For a while now, Wikipedia has relied on a team of volunteer editors who appear to get off on the power over what others write. They appear a little too proud of their ability to define that porn stars are “notable” while Fudzilla does not exist. Recently they even censored their own boss Jimmy Wales.
However, that is nothing to what has been going on in China where the volunteers felt it was their god given right to push a pro government line and embarked on a campaign involving physical beatings, doxxings, and harassment.
Normally the Wikimedia Foundation ignores these particular power abuses, but in this case the outfit had to admit that they overstepped their god-like powers a bit.
It has banned seven high-level users in September and temporarily demoted a dozen others for abuses "unprecedented in scope and nature."
The foundation accused these volunteers of biasing it in favor of the Chinese government's viewpoint. This incident involved a monthlong investigation found that the veteran editors were "coordinating to bias the encyclopaedia and bias positions of authority" around a pro-Beijing viewpoint, in part by meddling in administrator elections and threatening, and even physically assaulting, other volunteers.
What is bizarre is that China blocks the site and makes accessing it a crime. The editors have to tunnel through the Great Firewall with VPNs. But to do that, and then basically carry out China’s censorship policy “because they believe it is right” adds another strand of weirdness to the Wackypedia editorial team.
In some cases, the Foundation found, the fights had spread beyond online harassment into real-life threats, and worse. Wackypedia said there was no evidence the banned editors were backed by the government it is just a bunch of polarised editors fighting each other.
The Foundation had only issued 86 bans since 2012, and typically only one at a time.

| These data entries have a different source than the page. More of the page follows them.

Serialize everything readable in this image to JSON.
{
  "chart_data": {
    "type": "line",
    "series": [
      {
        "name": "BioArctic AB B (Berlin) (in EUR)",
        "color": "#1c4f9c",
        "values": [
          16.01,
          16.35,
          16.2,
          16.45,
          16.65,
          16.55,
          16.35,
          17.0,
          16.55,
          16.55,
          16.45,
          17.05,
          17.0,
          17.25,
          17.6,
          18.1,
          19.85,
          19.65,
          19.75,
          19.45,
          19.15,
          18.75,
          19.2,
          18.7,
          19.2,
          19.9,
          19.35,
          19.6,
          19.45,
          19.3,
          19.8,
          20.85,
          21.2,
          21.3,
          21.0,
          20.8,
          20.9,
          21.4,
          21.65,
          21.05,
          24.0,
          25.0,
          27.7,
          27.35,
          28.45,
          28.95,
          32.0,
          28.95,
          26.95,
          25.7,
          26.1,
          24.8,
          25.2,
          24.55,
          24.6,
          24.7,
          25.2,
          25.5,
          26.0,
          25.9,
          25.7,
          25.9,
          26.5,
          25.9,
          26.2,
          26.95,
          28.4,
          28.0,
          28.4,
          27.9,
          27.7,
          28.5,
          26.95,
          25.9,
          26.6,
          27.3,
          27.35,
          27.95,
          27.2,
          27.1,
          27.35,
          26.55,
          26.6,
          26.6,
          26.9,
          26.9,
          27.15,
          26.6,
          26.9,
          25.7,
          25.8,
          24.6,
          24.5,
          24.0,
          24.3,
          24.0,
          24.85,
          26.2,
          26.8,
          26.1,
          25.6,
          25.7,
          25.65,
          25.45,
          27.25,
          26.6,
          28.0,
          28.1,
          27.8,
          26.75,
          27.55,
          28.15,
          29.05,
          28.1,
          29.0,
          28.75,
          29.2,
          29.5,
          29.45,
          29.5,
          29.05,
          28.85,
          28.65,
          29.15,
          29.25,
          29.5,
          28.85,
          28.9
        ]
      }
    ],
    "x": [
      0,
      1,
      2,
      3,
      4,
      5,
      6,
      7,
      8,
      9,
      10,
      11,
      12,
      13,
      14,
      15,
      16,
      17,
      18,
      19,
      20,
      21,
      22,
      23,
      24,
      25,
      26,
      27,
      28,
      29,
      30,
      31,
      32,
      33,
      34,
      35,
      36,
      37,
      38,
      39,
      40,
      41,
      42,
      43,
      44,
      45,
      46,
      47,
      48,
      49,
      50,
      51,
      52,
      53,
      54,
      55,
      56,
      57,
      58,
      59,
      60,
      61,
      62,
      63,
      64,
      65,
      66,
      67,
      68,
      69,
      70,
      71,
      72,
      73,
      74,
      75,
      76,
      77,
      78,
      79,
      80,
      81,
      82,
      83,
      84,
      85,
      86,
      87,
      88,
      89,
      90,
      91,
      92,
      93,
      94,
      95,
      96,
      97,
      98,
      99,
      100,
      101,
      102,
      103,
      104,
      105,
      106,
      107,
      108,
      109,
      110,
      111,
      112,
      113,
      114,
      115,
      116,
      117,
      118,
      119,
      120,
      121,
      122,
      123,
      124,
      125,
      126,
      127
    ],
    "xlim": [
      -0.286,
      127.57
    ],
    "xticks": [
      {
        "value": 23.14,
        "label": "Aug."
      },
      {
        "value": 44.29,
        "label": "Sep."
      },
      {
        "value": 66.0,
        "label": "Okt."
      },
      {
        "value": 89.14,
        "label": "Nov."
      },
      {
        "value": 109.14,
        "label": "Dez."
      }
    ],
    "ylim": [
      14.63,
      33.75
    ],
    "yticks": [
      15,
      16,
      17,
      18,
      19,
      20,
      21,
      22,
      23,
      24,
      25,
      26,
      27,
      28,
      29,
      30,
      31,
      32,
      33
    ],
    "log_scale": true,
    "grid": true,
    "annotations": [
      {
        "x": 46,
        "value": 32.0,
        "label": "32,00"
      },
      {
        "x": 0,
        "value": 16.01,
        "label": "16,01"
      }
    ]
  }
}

Suddenly, the Foundation's bans and penalties had knocked out a third of the Chinese edition's administrators.
It argues that the banned users "liked to defend Beijing's point of view, but they also liked their influence over the Wiki community; and a pro-China stance allowed them to more easily fly under the government's radar.
To protect their fiefdom, they sometimes resorted to personal threats, harassment, and assault."
Since the ban, they've now launched a "hard fork" of Chinese Wikipedia which already has 400,000 articles, "tailored to appease government censors so that anyone on the mainland can access it."